Molecular Analysis of Membrane Transporters Implicated in Drug Resistance.

Resistance to cancer chemotherapeutics and antimalarial drugs is a major obstacle to the successful treatment of these diseases. Membrane transporters have been identified as contributing to this drug resistance. The HuMDR1 protein is thought to reduce accumulation of chemotherapeutics by ATP-dependent transport of the toxic compounds out of the cell. Though previously believed to be a major component of clinical cancer drug resistance, HuMDR1 is now accepted as playing only a minor role, secondary to other mechanisms.
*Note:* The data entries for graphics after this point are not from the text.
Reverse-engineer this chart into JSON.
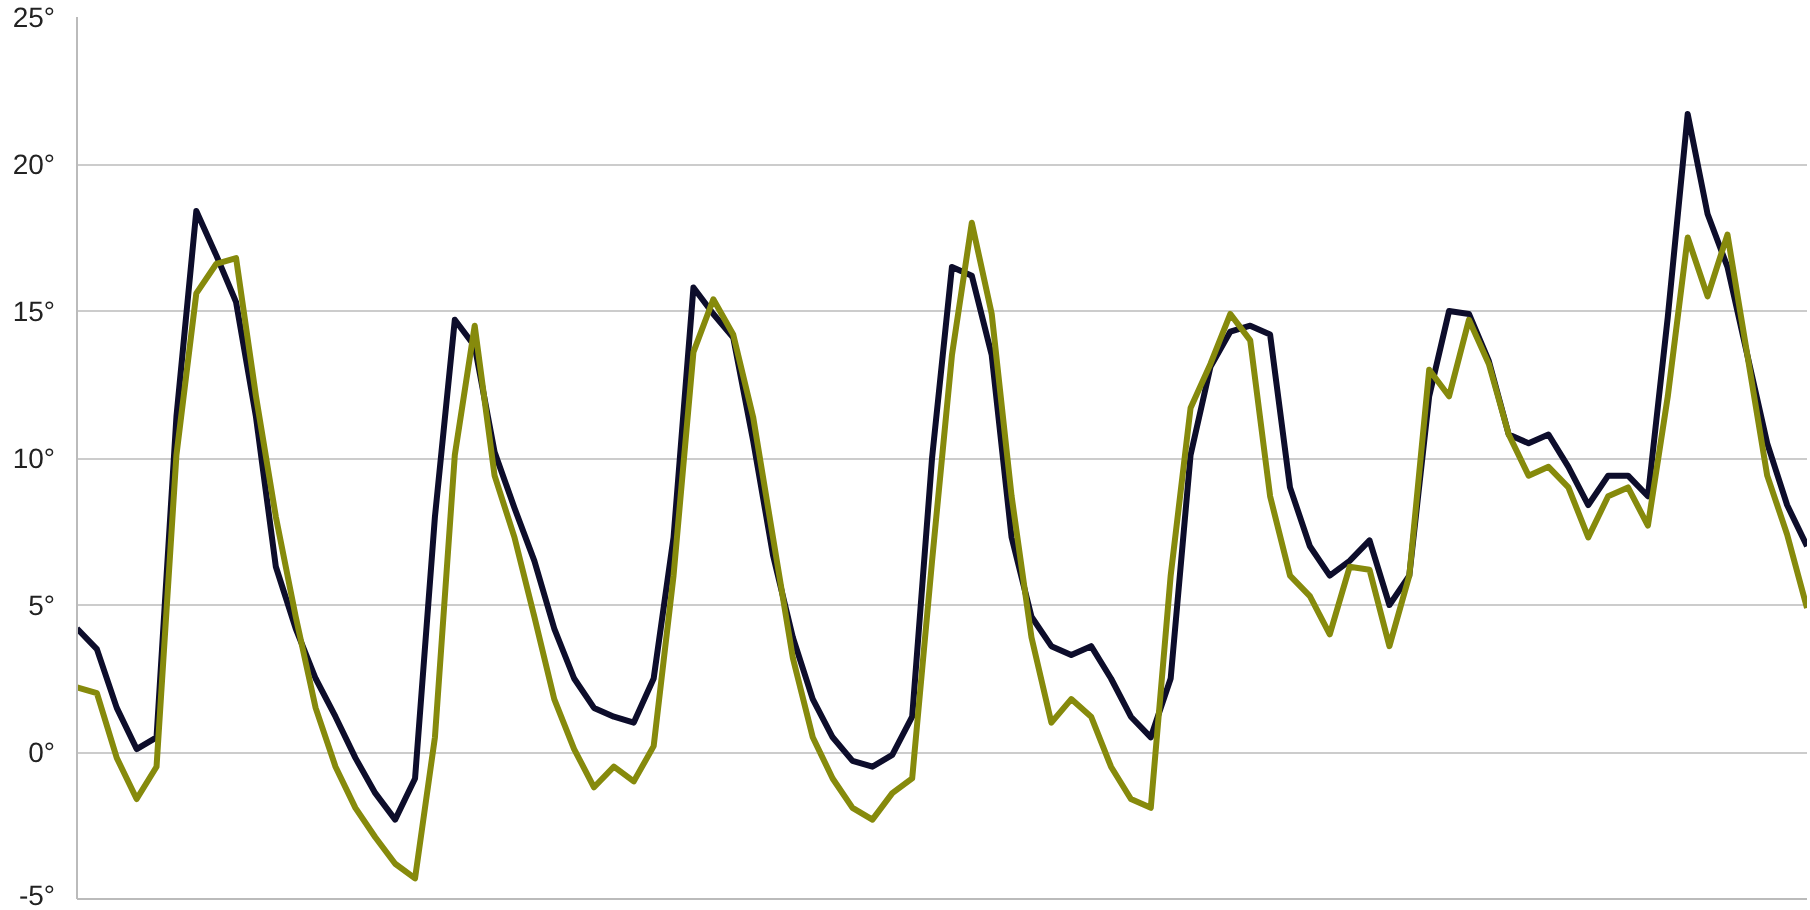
{
  "chart_data": {
    "type": "line",
    "ylim": [
      -5,
      25
    ],
    "categories": [
      null,
      null,
      null,
      null,
      null,
      null,
      null,
      null,
      null,
      null,
      null,
      null,
      null,
      null,
      null,
      null,
      null,
      null,
      null,
      null,
      null,
      null,
      null,
      null,
      null,
      null,
      null,
      null,
      null,
      null,
      null,
      null,
      null,
      null,
      null,
      null,
      null,
      null,
      null,
      null,
      null,
      null,
      null,
      null,
      null,
      null,
      null,
      null,
      null,
      null,
      null,
      null,
      null,
      null,
      null,
      null,
      null,
      null,
      null,
      null,
      null,
      null,
      null,
      null,
      null,
      null,
      null,
      null,
      null,
      null,
      null,
      null,
      null,
      null,
      null,
      null,
      null,
      null,
      null,
      null,
      null,
      null,
      null,
      null,
      null,
      null,
      null,
      null
    ],
    "yticks": [
      {
        "value": -5,
        "label": "-5°"
      },
      {
        "value": 0,
        "label": "0°"
      },
      {
        "value": 5,
        "label": "5°"
      },
      {
        "value": 10,
        "label": "10°"
      },
      {
        "value": 15,
        "label": "15°"
      },
      {
        "value": 20,
        "label": "20°"
      },
      {
        "value": 25,
        "label": "25°"
      }
    ],
    "tick_labels": "y",
    "grid": "y",
    "line_style": "solid",
    "series": [
      {
        "color": "#0d0d2b",
        "values": [
          4.2,
          3.5,
          1.5,
          0.1,
          0.5,
          11.4,
          18.4,
          16.9,
          15.3,
          11.4,
          6.3,
          4.2,
          2.5,
          1.2,
          -0.2,
          -1.4,
          -2.3,
          -0.9,
          8.0,
          14.7,
          13.8,
          10.2,
          8.3,
          6.5,
          4.2,
          2.5,
          1.5,
          1.2,
          1.0,
          2.5,
          7.3,
          15.8,
          14.9,
          14.1,
          10.6,
          6.7,
          3.9,
          1.8,
          0.5,
          -0.3,
          -0.5,
          -0.1,
          1.2,
          10.0,
          16.5,
          16.2,
          13.5,
          7.3,
          4.6,
          3.6,
          3.3,
          3.6,
          2.5,
          1.2,
          0.5,
          2.5,
          10.1,
          13.1,
          14.3,
          14.5,
          14.2,
          9.0,
          7.0,
          6.0,
          6.5,
          7.2,
          5.0,
          6.0,
          12.1,
          15.0,
          14.9,
          13.3,
          10.8,
          10.5,
          10.8,
          9.7,
          8.4,
          9.4,
          9.4,
          8.7,
          14.8,
          21.7,
          18.3,
          16.5,
          13.5,
          10.5,
          8.4,
          7.0
        ]
      },
      {
        "color": "#868a0c",
        "values": [
          2.2,
          2.0,
          -0.2,
          -1.6,
          -0.5,
          10.1,
          15.6,
          16.6,
          16.8,
          12.1,
          8.0,
          4.6,
          1.5,
          -0.5,
          -1.9,
          -2.9,
          -3.8,
          -4.3,
          0.5,
          10.1,
          14.5,
          9.4,
          7.3,
          4.6,
          1.8,
          0.1,
          -1.2,
          -0.5,
          -1.0,
          0.2,
          6.0,
          13.6,
          15.4,
          14.2,
          11.4,
          7.3,
          3.2,
          0.5,
          -0.9,
          -1.9,
          -2.3,
          -1.4,
          -0.9,
          6.5,
          13.5,
          18.0,
          14.9,
          8.7,
          3.9,
          1.0,
          1.8,
          1.2,
          -0.5,
          -1.6,
          -1.9,
          6.0,
          11.7,
          13.2,
          14.9,
          14.0,
          8.7,
          6.0,
          5.3,
          4.0,
          6.3,
          6.2,
          3.6,
          6.0,
          13.0,
          12.1,
          14.7,
          13.2,
          10.8,
          9.4,
          9.7,
          9.0,
          7.3,
          8.7,
          9.0,
          7.7,
          12.1,
          17.5,
          15.5,
          17.6,
          13.5,
          9.4,
          7.4,
          4.9
        ]
      }
    ]
  }
}
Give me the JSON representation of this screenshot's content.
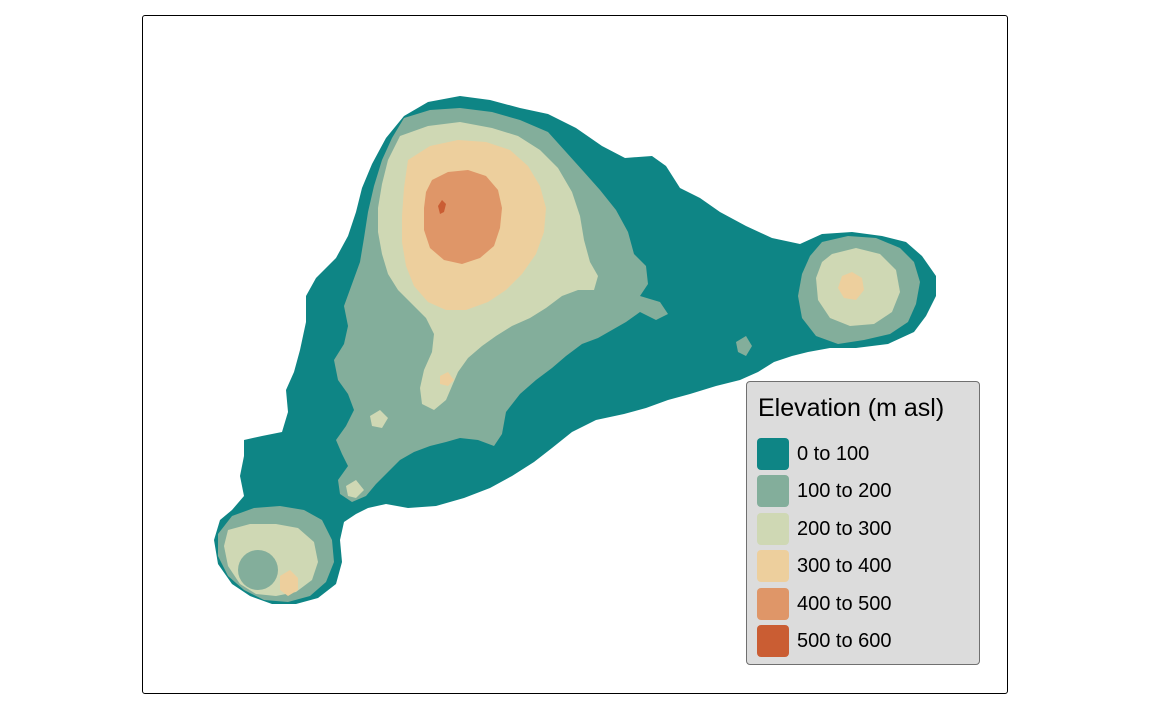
{
  "legend": {
    "title": "Elevation (m asl)",
    "classes": [
      {
        "label": "0 to 100",
        "color": "#0e8585"
      },
      {
        "label": "100 to 200",
        "color": "#83ae9b"
      },
      {
        "label": "200 to 300",
        "color": "#cfd8b4"
      },
      {
        "label": "300 to 400",
        "color": "#edcf9d"
      },
      {
        "label": "400 to 500",
        "color": "#df9668"
      },
      {
        "label": "500 to 600",
        "color": "#ca5d33"
      }
    ]
  }
}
The Plasmodium falciparum protein homologue, PfMDR1, may be acting in a similar manner within the malarial parasite, affecting the partitioning of antimalarial drugs amongst cellular compartments. However, the evolving picture of quinoline antimalarial drug resistance may point to a mere modulatory role for PfMDR1 in comparison to another membrane protein, PfCRT, which has been proven to be causative of some drug resistance phenotypes but through an unknown mechanism. Since the protein is native to a subcellular organelle within an intracellular parasite, molecular level analysis of PfMDR1 would benefit from heterologous expression in a simpler system. This thesis reports the successful inducible overexpression of PfMDR1 in Pichia pastoris yeast. The tagged protein can be purified by affinity chromatography and functionally reconstituted in proteoliposomes. ATPase assays of many PfMDR1 variants show the protein to have high basal activity, with very little drug-induced responsiveness. These results support a model in which PfMDR1 acts to modulate the drug resistance profiles determined by PfCRT or to compensate for fitness losses incurred by mutation of PfCRT. All current hypotheses for the molecular mechanism by which PfCRT confers quinoline antimalarial drug resistance entail the direct interaction of the drug molecule with the protein, but evidence for these theories is inferential. This thesis reports the labeling of PfCRT with a photoactivatable chloroquine analogue. The probe is shown to be specific and labeling is efficiently competed with other antimalarial drugs, suggesting a single drug binding site is present in the protein. The photolabeling site is mapped to within 11 amino acids, and a model is proposed in which PfCRT transmembrane helices 1, 9 and 10 form a drug binding pocket.